Australia opener David Warner laughed off concerns about his form on his 35th birthday on Wednesday but said he had reverted to practising on synthetic wickets and polished concrete to sharpen his batting at the Twenty20 World Cup.
Warner scored 14 in the opening win over South Africa after managing scores of 1 and 0 in practice matches against India and New Zealand.
Before linking up with Australia's World Cup squad, he was dropped by Sunrisers Hyderabad after scoring a total of two runs in two consecutive matches in the Indian Premier League (IPL) after its resumption in the United Arab Emirates.
"I actually think people talking about my form is quite funny," he told reporters.
"I laugh at the matter because at the end of the day I’ve played hardly any cricket.
"The IPL, for example, I had two games and then basically wanted to give all the other youngsters a crack and what-not."
Australia play their next group match against Sri Lanka in Dubai on Thursday.
Warner said the tournament's practice pitches had not done him any favours, describing them as "low wickets that aren't great and aren't pretty" after their use in the IPL.
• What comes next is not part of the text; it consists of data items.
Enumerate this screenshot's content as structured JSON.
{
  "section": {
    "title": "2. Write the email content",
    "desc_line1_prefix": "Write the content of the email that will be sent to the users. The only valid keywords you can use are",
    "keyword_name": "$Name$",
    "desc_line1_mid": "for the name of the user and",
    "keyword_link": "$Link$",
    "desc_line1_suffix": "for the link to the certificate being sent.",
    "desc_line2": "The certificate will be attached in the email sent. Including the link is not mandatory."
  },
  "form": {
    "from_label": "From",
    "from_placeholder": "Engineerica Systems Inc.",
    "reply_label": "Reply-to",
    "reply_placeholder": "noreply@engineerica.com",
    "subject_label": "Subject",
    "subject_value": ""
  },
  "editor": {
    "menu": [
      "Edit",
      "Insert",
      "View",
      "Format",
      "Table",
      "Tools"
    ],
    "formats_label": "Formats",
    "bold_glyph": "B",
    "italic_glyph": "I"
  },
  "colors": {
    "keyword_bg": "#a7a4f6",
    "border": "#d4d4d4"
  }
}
"These practice wickets for example have been up and about for close to 12 weeks now," he said.
"So training is quite difficult on them as well considering that the wickets are quite good at the moment.
"At the moment I’m training on synthetic wickets, some polished concrete to get timing and rhythm and moving my feet, so that’s helping me.
"I think Finchie did the same thing the other day," he added, referring to Australia captain Aaron Finch.
Warner's opening partner Finch was out for a duck against South Africa and managed eight in the practice match against India.
Prior to South Africa on Saturday, Australia's long-time opening pair had not played a T20 international together since Sept. 2020 against England in Southampton.
"It almost seems like we were in retirement and we’ve come back, the time that we’ve had off," said Warner.
"We’ve just started that again and we’re looking forward to getting out there."